Hayatım boyunca çelişkilerden nefret ettim, ediyorum, edeceğim. Kendimden de bu yüzden nefret ederim çok zaman. (Evet, nefret daimi olmayabilir. Birisinden veya bir şeyden ara ara nefret edebilir ve onu ara ara sevebilirsiniz.) Peki çelişkilerin konumuzla alakası ne? Derhal söyleyeyim. Ben babamın beşiğini tıngır mıngır sallayamam. Sallıyorsam beşikteki benim babam değildir.

Neyse, ima yoluyla laf sokmaktan vazgeçtim. Yeri gelsin ben gereken kişilere gereken lafları sokarım.
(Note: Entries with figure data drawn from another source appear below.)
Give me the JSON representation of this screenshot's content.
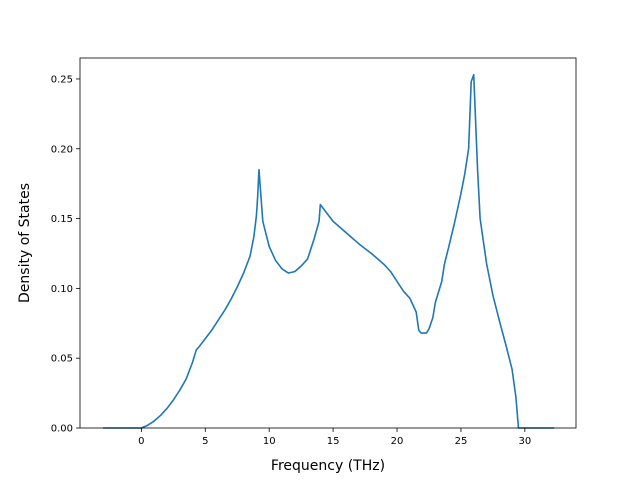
{
  "chart_data": {
    "type": "line",
    "title": "",
    "xlabel": "Frequency (THz)",
    "ylabel": "Density of States",
    "xlim": [
      -4.8,
      34.0
    ],
    "ylim": [
      0.0,
      0.265
    ],
    "xticks": [
      0,
      5,
      10,
      15,
      20,
      25,
      30
    ],
    "yticks": [
      0.0,
      0.05,
      0.1,
      0.15,
      0.2,
      0.25
    ],
    "xtick_labels": [
      "0",
      "5",
      "10",
      "15",
      "20",
      "25",
      "30"
    ],
    "ytick_labels": [
      "0.00",
      "0.05",
      "0.10",
      "0.15",
      "0.20",
      "0.25"
    ],
    "grid": false,
    "legend": "none",
    "series": [
      {
        "color": "#1f77b4",
        "x": [
          -3.0,
          0.0,
          0.5,
          1.0,
          1.5,
          2.0,
          2.5,
          3.0,
          3.5,
          4.0,
          4.3,
          4.5,
          5.0,
          5.5,
          6.0,
          6.5,
          7.0,
          7.5,
          8.0,
          8.5,
          8.8,
          9.0,
          9.1,
          9.2,
          9.5,
          10.0,
          10.5,
          11.0,
          11.5,
          12.0,
          12.5,
          13.0,
          13.5,
          13.9,
          14.0,
          14.5,
          15.0,
          16.0,
          17.0,
          18.0,
          19.0,
          19.5,
          20.0,
          20.5,
          21.0,
          21.5,
          21.7,
          21.9,
          22.3,
          22.5,
          22.8,
          23.0,
          23.5,
          23.7,
          24.0,
          24.5,
          25.0,
          25.3,
          25.6,
          25.8,
          26.0,
          26.3,
          26.5,
          27.0,
          27.5,
          28.0,
          28.5,
          29.0,
          29.3,
          29.5,
          30.0,
          32.3
        ],
        "y": [
          0.0,
          0.0,
          0.002,
          0.005,
          0.009,
          0.014,
          0.02,
          0.027,
          0.035,
          0.047,
          0.056,
          0.058,
          0.064,
          0.07,
          0.077,
          0.084,
          0.092,
          0.101,
          0.111,
          0.123,
          0.137,
          0.152,
          0.166,
          0.185,
          0.148,
          0.13,
          0.12,
          0.114,
          0.111,
          0.112,
          0.116,
          0.121,
          0.135,
          0.148,
          0.16,
          0.154,
          0.148,
          0.14,
          0.132,
          0.125,
          0.117,
          0.112,
          0.105,
          0.098,
          0.093,
          0.083,
          0.07,
          0.068,
          0.068,
          0.071,
          0.079,
          0.09,
          0.105,
          0.117,
          0.128,
          0.147,
          0.168,
          0.182,
          0.2,
          0.248,
          0.253,
          0.185,
          0.15,
          0.118,
          0.095,
          0.077,
          0.06,
          0.042,
          0.022,
          0.0,
          0.0,
          0.0
        ]
      }
    ]
  }
}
Nasılsa gün oluyor bana bu fırsat bir şekilde doğuyor, doğmadığını görmedim şimdiye değin hiç.

Sevgiyle kalın pıtırcıklarım. Bol bol gezin eğlenin. Ben evimde kalmayı tercih ediyorum çünkü orası bana dışarıdan korunma imkanı veriyor. Bilgisayarımın başına geçiyorum ve hayatla tüm bağlantımı kesiyorum. Araya laf girdi; ne söylediğimi unuttum bak gördün mü? Neydi? Neydi? Neydi? Hah, hatırladım! Sevgiyle kalın pıtırcıklarım. Anneniz sizi çok çok öpsün. Pazar dönüşü şeker getirsin ama aç karnına yemeyin iştahınız kaçar. Bol bol taze sıkılmış meyve suyu için bir de terli terli su içmeyin. Ben hariç kimsenin keyfinizi kaçırmasına izin vermeyin bir de. Öptüm gözlerinizden.